Covering Numbers for Convex Functions

TL;DR

This paper establishes optimal bounds for the covering numbers of convex functions in multiple dimensions, providing insights into their complexity and implications for statistical estimation.

Contribution

It derives the first optimal bounds for covering numbers of convex functions in multiple dimensions and offers new proofs and summaries of existing results.

Findings

Established optimal upper and lower bounds for covering numbers

Provided alternative proofs for known results

Implications for convergence rates in convex function estimation

Abstract

In this paper we study the covering numbers of the space of convex and uniformly bounded functions in multi-dimension.

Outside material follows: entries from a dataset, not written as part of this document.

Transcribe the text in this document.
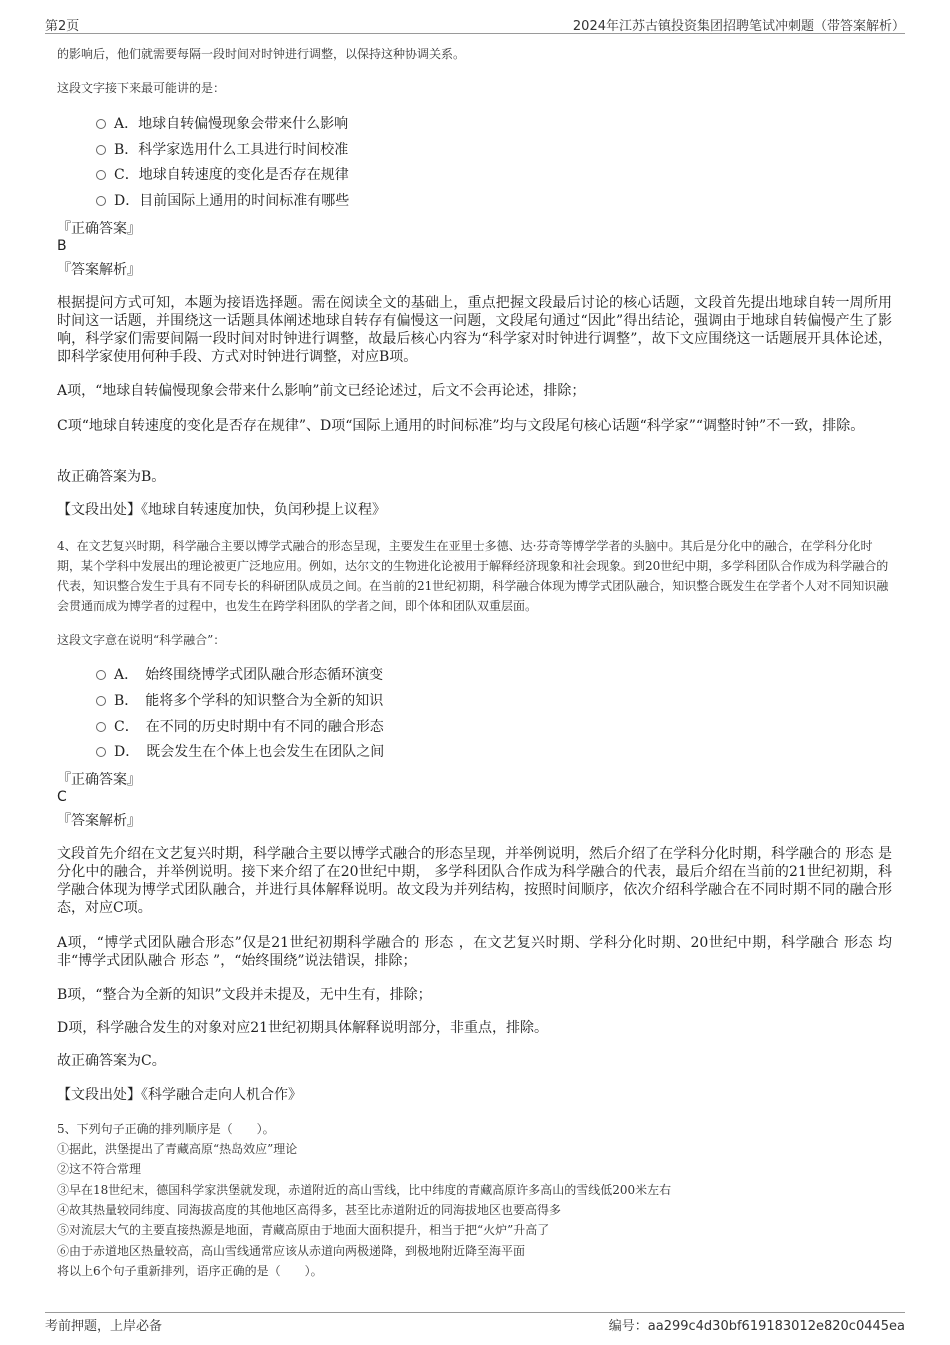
第2页	2024年江苏古镇投资集团招聘笔试冲刺题（带答案解析）
的影响后，他们就需要每隔一段时间对时钟进行调整，以保持这种协调关系。
这段文字接下来最可能讲的是：
A．地球自转偏慢现象会带来什么影响
B．科学家选用什么工具进行时间校准
C．地球自转速度的变化是否存在规律
D．目前国际上通用的时间标准有哪些
『正确答案』
B
『答案解析』
根据提问方式可知，本题为接语选择题。需在阅读全文的基础上，重点把握文段最后讨论的核心话题，文段首先提出地球自转一周所用时间这一话题，并围绕这一话题具体阐述地球自转存有偏慢这一问题，文段尾句通过“因此”得出结论，强调由于地球自转偏慢产生了影响，科学家们需要间隔一段时间对时钟进行调整，故最后核心内容为“科学家对时钟进行调整”，故下文应围绕这一话题展开具体论述，即科学家使用何种手段、方式对时钟进行调整，对应B项。
A项，“地球自转偏慢现象会带来什么影响”前文已经论述过，后文不会再论述，排除；
C项“地球自转速度的变化是否存在规律”、D项“国际上通用的时间标准”均与文段尾句核心话题“科学家”“调整时钟”不一致，排除。
故正确答案为B。
【文段出处】《地球自转速度加快，负闰秒提上议程》
4、在文艺复兴时期，科学融合主要以博学式融合的形态呈现，主要发生在亚里士多德、达·芬奇等博学学者的头脑中。其后是分化中的融合，在学科分化时期，某个学科中发展出的理论被更广泛地应用。例如，达尔文的生物进化论被用于解释经济现象和社会现象。到20世纪中期，多学科团队合作成为科学融合的代表，知识整合发生于具有不同专长的科研团队成员之间。在当前的21世纪初期，科学融合体现为博学式团队融合，知识整合既发生在学者个人对不同知识融会贯通而成为博学者的过程中，也发生在跨学科团队的学者之间，即个体和团队双重层面。
这段文字意在说明“科学融合”：
A．　始终围绕博学式团队融合形态循环演变
B．　能将多个学科的知识整合为全新的知识
C．　在不同的历史时期中有不同的融合形态
D．　既会发生在个体上也会发生在团队之间
『正确答案』
C
『答案解析』
文段首先介绍在文艺复兴时期，科学融合主要以博学式融合的形态呈现，并举例说明，然后介绍了在学科分化时期，科学融合的 形态 是分化中的融合，并举例说明。接下来介绍了在20世纪中期， 多学科团队合作成为科学融合的代表，最后介绍在当前的21世纪初期，科学融合体现为博学式团队融合，并进行具体解释说明。故文段为并列结构，按照时间顺序，依次介绍科学融合在不同时期不同的融合形态，对应C项。
A项，“博学式团队融合形态”仅是21世纪初期科学融合的 形态 ，在文艺复兴时期、学科分化时期、20世纪中期，科学融合 形态 均非“博学式团队融合 形态 ”，“始终围绕”说法错误，排除；
B项，“整合为全新的知识”文段并未提及，无中生有，排除；
D项，科学融合发生的对象对应21世纪初期具体解释说明部分，非重点，排除。
故正确答案为C。
【文段出处】《科学融合走向人机合作》
5、下列句子正确的排列顺序是（　　）。
①据此，洪堡提出了青藏高原“热岛效应”理论
②这不符合常理
③早在18世纪末，德国科学家洪堡就发现，赤道附近的高山雪线，比中纬度的青藏高原许多高山的雪线低200米左右
④故其热量较同纬度、同海拔高度的其他地区高得多，甚至比赤道附近的同海拔地区也要高得多
⑤对流层大气的主要直接热源是地面，青藏高原由于地面大面积提升，相当于把“火炉”升高了
⑥由于赤道地区热量较高，高山雪线通常应该从赤道向两极递降，到极地附近降至海平面
将以上6个句子重新排列，语序正确的是（　　）。
考前押题，上岸必备	编号：aa299c4d30bf619183012e820c0445ea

We find optimal upper and lower bounds for the $\epsilon$-covering number of $\C([a, b]^d, B)$, in the $L_p$-metric, $1 \le p < \infty$, in terms of the relevant constants, where $d \geq 1$, $a < b \in \mathbb{R}$, $B>0$, and $\C([a,b]^d, B)$ denotes the set of all convex functions on $[a, b]^d$ that are uniformly bounded by $B$. We summarize previously known results on covering numbers for convex functions and also provide alternate proofs of some known results. Our results have direct implications in the study of rates of convergence of empirical minimization procedures as well as optimal convergence rates in the numerous convexity constrained function estimation problems.